Morton est généralement considéré comme le pionnier de l’anesthésie à l’éther chez l’homme. Morton est un dentiste, est employé comme assistant de Jackson. Morton expérimente différents gaz par des techniques d’inhalation pour prouver que le « siège de la douleur » est dans le cerveau et non comme on le suppose généralement au site périphérique de la lésion. Il utilise des « gouttes analgésiques » que lui donne Jackson dans lesquelles se trouvent l’éther comme principe actif. Après des expériences réussies sur des animaux de laboratoire et des chiens au cours desquelles il a même construit un masque d’anesthésique, Morton réalise des expériences à l’éther sur lui-même. Ensuite, Il procéde à son utilisation pour l’extraction dentaire dans son propre cabinet. Il donne sa première démonstration publique à « l’Ether Dome » du Massachusetts General Hospital de Boston le 6 octobre 1846 avec le chirurgien Warren. La citation célèbre et bien connue de Warren résume toute la procédure « Ce n’est pas une fumisterie » (it is not a humbug). Cette information sur l’anesthésie à l’éther arrive en Angleterre dans une lettre du professeur Bigelow à son ami le Dr Francis Booth à Londres. La lettre est transportée en bateau à Liverpool et ensuite par voie terrestre à Londres. Le 25 décembre 1846, le Dr Booth donne une démonstration à Londres, affirmant qu’il s’agit de la première administration d’anesthésie à l’éther au Royaume-Uni. Toutefois, c’est contesté car le chirurgien du navire lors de ce voyage est un jeune médecin écossais de Dumfries, qui l’emmene à Dumfries, où une anesthésie à l’éther est administré à la pharmacie royale mais dont les dates sont toujours discutées.
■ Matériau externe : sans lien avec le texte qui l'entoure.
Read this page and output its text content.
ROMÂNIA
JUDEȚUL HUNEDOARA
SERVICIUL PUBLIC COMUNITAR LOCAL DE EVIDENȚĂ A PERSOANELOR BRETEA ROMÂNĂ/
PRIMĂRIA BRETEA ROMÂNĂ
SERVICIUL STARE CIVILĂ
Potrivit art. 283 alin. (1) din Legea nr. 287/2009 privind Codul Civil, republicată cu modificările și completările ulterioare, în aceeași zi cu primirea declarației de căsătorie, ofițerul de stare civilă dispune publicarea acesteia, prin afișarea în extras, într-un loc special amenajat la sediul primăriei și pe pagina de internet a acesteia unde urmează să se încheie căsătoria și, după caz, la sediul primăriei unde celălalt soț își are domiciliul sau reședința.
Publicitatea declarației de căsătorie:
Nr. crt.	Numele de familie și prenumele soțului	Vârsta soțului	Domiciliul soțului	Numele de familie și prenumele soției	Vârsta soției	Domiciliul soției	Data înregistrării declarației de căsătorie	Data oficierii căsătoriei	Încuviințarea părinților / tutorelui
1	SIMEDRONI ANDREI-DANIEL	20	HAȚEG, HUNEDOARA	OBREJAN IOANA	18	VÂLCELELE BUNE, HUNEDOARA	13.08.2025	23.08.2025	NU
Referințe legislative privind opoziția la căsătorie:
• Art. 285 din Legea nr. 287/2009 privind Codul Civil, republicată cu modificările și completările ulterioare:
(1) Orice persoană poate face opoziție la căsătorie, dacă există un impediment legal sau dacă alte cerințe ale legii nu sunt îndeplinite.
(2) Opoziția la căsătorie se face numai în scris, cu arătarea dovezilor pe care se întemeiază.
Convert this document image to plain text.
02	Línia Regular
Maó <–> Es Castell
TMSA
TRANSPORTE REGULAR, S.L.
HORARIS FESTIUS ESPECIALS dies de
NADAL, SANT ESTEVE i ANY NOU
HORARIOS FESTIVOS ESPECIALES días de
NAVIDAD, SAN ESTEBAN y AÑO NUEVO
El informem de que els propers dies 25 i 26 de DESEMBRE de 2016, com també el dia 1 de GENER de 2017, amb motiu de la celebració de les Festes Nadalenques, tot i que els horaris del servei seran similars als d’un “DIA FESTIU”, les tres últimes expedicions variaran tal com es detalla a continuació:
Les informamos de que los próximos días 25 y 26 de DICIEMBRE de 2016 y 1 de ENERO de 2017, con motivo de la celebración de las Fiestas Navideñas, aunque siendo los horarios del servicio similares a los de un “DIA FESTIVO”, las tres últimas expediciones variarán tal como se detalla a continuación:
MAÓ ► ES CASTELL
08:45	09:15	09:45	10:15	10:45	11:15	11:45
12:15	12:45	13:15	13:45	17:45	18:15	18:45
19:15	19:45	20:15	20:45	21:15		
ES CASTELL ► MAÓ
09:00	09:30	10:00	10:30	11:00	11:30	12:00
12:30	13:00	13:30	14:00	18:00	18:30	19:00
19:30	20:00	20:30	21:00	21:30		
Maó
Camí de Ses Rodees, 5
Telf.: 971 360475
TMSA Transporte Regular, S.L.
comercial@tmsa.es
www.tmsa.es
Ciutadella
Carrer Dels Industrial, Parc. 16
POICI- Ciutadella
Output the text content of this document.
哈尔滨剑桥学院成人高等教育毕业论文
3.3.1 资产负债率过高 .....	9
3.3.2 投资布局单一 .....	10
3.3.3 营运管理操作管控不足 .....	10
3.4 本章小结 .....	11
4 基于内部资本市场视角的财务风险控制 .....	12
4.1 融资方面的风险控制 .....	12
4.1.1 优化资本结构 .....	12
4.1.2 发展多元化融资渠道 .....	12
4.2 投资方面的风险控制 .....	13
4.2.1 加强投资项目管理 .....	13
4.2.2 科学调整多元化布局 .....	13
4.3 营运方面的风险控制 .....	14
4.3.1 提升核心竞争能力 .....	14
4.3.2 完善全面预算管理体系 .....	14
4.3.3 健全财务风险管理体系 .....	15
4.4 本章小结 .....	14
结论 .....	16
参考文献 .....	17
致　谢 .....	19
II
En l’espace d’un an, la plupart des espèces d’animaux domestiques ont été traitées à l’éther et The Veterinarian publie un article décrivant l’utilisation de l’éther chez six chiens et deux chats. Le mode d’administration présente un intérêt considérable. « Nous avons placé l’éther sulfurique dans une fiole de Florence au col de laquelle une grande vessie était fixée. La tête de l’animal a ensuite été introduite dans la vessie et une lampe à alcool a été appliquée sur le ballon ». Peu de personnes auraient le courage de répéter une telle procédure aujourd’hui. Les résultats de cette expérience ne permettent de susciter des espoirs très optimistes. « Nous ne pouvons pas dire si les cris émis sont une preuve de douleur ou non ; mais ils suggèrent une agonie à l’auditeur et, sans témoignage contraire, doivent être considérés comme une indication de la souffrance ». La technique n’est donc pas conçue pour atteindre l’objet pour lequel, dans la pratique vétérinaire, il serait le plus généralement utilisé, à savoir soulager le propriétaire de l’impression que son animal a été soumis à la torture. La prise en compte du patient semble s’être développée un peu plus tard dans l’histoire de l’anesthésie. Des essais supplémentaires sont signalés sur des chiens, des chevaux, des ânes et des moutons, avec des résultats plus prometteurs. On s’est vite rendu compte que les méthodes employées pour l’administration d’éther peuvent également entraîner une asphyxie. Olden publie une description d’un masque conçu pour résoudre ce problème. Un commentaire intéressant est fait dans l’éditorial du The Veterinarian du 1er mai 1847. On reproche à un professeur d’avoir dit à une réunion de la Royal Agricultural Society qu’il suffit d’avoir un « porte-savon ordinaire rempli d’éther et tenu près du nez de l’animal » et que l’odeur est « si délicieuse que la vapeur est facilement inhalée. Lorsqu’il est suffisamment atteint, l’animal se couche et se soumet sans réserve à ce qu’il faut faire ». L’éditorial dit : « Dans son imagination, l’artiste dans son atelier n’aurait pu peindre un tableau plus agréable à l’esprit que celui-ci ; et nous soupçonnons habilement que notre agréable professeur était assis dans son agréable salon donnant sur le jardin lorsqu’il a rédigé pour la Société royale d’agriculture , sa description enchanteresse des effets de l’éther ».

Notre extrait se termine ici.